As the scientific consultant for the film, Thorne's role was to ensure the depictions of wormholes and relativity were as accurate as possible. "For the depictions of the wormholes and the black hole," he said, "we discussed how to go about it, and then I worked out the equations that would enable tracing of light rays as they traveled through a wormhole or around a black hole—so what you see is based on Einstein's general relativity equations." The eventual depiction of the wormhole was depicted as a sphere; the accretion disk of the black hole was described by Thorne as "anemic and at low temperature—about the temperature of the sun," allowing it to emit appreciable light, but not enough gamma- and X-rays to threaten nearby astronauts and planets.

Early in the process, Thorne laid down two guidelines: "First, that nothing would violate established physical laws.
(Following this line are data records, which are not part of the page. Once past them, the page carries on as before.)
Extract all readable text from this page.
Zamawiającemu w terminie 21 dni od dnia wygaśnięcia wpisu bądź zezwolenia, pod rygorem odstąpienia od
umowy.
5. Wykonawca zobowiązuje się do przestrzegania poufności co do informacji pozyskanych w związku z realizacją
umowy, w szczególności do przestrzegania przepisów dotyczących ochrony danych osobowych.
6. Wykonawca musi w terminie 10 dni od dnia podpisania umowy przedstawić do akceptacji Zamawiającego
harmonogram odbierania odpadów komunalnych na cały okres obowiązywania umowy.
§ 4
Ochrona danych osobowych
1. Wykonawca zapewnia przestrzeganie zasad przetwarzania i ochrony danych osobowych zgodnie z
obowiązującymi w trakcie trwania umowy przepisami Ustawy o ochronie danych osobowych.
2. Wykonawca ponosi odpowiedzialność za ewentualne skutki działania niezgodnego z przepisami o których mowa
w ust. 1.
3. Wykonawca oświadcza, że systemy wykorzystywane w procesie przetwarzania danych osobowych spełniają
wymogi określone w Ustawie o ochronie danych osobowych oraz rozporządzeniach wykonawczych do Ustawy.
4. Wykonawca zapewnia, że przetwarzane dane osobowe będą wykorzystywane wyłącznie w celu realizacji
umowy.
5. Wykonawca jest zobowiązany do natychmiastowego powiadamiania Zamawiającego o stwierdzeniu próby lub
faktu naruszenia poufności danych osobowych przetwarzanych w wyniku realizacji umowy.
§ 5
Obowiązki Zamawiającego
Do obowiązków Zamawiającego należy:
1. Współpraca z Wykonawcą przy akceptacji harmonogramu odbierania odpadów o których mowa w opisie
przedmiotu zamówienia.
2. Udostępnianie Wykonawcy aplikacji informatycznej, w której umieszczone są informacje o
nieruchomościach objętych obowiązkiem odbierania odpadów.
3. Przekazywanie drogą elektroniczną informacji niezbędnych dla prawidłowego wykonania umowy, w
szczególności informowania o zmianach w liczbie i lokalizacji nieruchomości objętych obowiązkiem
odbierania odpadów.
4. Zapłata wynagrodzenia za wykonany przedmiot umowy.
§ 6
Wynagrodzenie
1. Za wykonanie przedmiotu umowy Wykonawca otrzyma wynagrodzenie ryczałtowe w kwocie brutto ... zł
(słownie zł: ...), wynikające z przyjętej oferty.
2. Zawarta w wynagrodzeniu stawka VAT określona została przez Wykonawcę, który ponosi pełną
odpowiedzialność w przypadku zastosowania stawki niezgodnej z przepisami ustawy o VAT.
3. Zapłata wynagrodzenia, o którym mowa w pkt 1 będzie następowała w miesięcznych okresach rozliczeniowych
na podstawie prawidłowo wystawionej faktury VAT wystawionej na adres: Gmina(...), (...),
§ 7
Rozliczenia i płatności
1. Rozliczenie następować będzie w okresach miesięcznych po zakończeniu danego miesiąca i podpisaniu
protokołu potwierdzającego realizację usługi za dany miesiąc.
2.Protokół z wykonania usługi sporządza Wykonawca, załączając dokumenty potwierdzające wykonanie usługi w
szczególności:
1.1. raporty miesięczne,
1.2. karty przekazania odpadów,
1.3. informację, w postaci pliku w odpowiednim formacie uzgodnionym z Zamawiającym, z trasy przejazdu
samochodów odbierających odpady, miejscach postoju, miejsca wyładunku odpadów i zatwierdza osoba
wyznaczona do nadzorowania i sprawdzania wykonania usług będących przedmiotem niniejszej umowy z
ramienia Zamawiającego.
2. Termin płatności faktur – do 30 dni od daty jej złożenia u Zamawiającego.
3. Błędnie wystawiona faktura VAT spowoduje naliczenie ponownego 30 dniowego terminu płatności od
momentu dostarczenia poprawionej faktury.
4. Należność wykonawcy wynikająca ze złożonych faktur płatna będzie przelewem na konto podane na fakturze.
Second, that all the wild speculations... would spring from science and not from the fertile mind of a screenwriter." Nolan accepted these terms as long as they did not get in the way of the making of the movie. At one point, Thorne spent two weeks trying to talk Nolan out of an idea about a character traveling faster than light before Nolan finally gave up. According to Thorne, the element which has the highest degree of artistic freedom is the clouds of ice on one of the planets they visit, which are structures that probably go beyond the material strength that ice would be able to support.

On November 7, 2014, W. W. Norton & Company released The Science of Interstellar, a book by Kip Thorne.